Amid the COVID-19 pandemic, libraries across the country have closed their doors to the public—but what has that meant for the cats who call America’s libraries home?
Libraries have long been home to feline residents who keep patrons company, promote activities and programs, and assist with pest control. We checked in on four library cats (and their humans) to see how their lifestyles have changed during the pandemic.
Browser from Texas’s White Settlement Public Library may be one of the nation’s most famous library cats. In a viral story from 2016, a city council member tried to oust Browser from his position at the library; after a public outcry, Browser was reinstated for life while his political opponent lost his reelection campaign.
Browser has stuck around the library during the pandemic closure but seems to be missing the crowds.
“He is generally quite independent, but since the closure he always wants to be near people. We can usually find him in the lap of a staff member, or lying helpfully on their keyboard,” library staffer Kathryn King told I Love Libraries. “Now that we are offering curbside service, he posts himself at the window during curbside hours to watch the patrons come and go.”
Left: Browser from White Settlement Public Library. Right: Cosmo from Grand County Public Library.
Cosmo strolled into the kid’s room at Grand County Public Library (GCPL) in Utah two years ago and has been a beloved fixture of the community ever since. Today, staff see him as “the face of the library”: he appears in monthly library newsletters and even has a weekly “Cosmo’s Corner” feature in the local paper where he (and his human co-writers) highlight different library services.
He’s stayed at GCPL throughout the pandemic, and now that that the library is starting to resume in-person services, patrons have been thrilled to see him.
“He’s also a peacemaker,” library director Carrie Valdes shared. “We’ve found it incredibly effective to enforce rules (especially the mask mandate) by focusing on Cosmo’s health!”
Across the pond, the library cat at Ireland’s Maynooth University has also been adjusting to life during COVID-19. Known only as the MU Library Cat, he’s been a campus celebrity ever since he started hanging out by the school’s library building; since then, staff have installed a hut to make his spot extra comfortable and even created a Twitter account on his behalf.
“He has become something of an unofficial mascot,” said Fiona Morley, head of digital programs and information systems for the library. “He is a popular, informal, and positive feline ‘face’ of the university and the library.”
Library staff know him to be extremely self-sufficient, but during the pandemic people have still been sure to drop by his hut to check in and share snacks.
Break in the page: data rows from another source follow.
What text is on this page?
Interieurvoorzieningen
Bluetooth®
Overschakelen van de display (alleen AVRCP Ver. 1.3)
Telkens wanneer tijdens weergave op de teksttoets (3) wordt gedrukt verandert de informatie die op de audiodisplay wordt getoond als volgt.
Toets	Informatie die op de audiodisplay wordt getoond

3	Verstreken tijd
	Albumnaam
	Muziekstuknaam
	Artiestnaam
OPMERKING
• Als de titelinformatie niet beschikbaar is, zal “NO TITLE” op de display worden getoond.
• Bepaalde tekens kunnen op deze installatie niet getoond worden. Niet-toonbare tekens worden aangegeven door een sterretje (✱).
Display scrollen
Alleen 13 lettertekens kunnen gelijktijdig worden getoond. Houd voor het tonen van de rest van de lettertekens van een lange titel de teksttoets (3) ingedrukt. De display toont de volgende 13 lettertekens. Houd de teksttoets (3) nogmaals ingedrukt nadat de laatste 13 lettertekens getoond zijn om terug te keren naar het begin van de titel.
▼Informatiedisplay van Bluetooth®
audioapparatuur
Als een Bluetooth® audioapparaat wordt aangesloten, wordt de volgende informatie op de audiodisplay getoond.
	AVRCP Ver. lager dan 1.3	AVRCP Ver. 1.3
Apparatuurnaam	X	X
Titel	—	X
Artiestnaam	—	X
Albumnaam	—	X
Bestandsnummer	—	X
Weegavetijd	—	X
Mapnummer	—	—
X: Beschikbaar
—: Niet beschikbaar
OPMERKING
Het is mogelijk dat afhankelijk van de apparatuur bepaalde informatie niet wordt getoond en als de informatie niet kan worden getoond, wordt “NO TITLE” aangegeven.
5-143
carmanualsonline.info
He’s also remained active on social media (with help from Fiona and fellow librarian Hugh Murphy), which he uses to stay connected to the campus community and share reminders about the importance of social distancing.
Left: the MU Library Cat from Maynooth University. Right: Socks from Pinson Public Library.
Socks, the resident cat at Alabama’s Pinson Public Library, has been spending quality time with staff during the pandemic. A few years ago, he and his littermates were rescued by a city council member, who brought the kittens to the library hoping staff might be willing to adopt them. As it turned out, Socks ended up finding a home at the library instead, where he helps greet patrons and promotes the library on social media.
Library director Allison Scanlan thinks the COVID-19 closure may remind Socks of when the library moved to a new location in 2019. “We closed the old location for 3 months to pack everything up and move, so it was just the staff in the building with Socks at that time too. I think he was worried at first that we might be moving again!” she explained. “We have even scattered some boxes around for Socks. He will meow at patrons through the door if they approach. I know that he misses his adoring public.”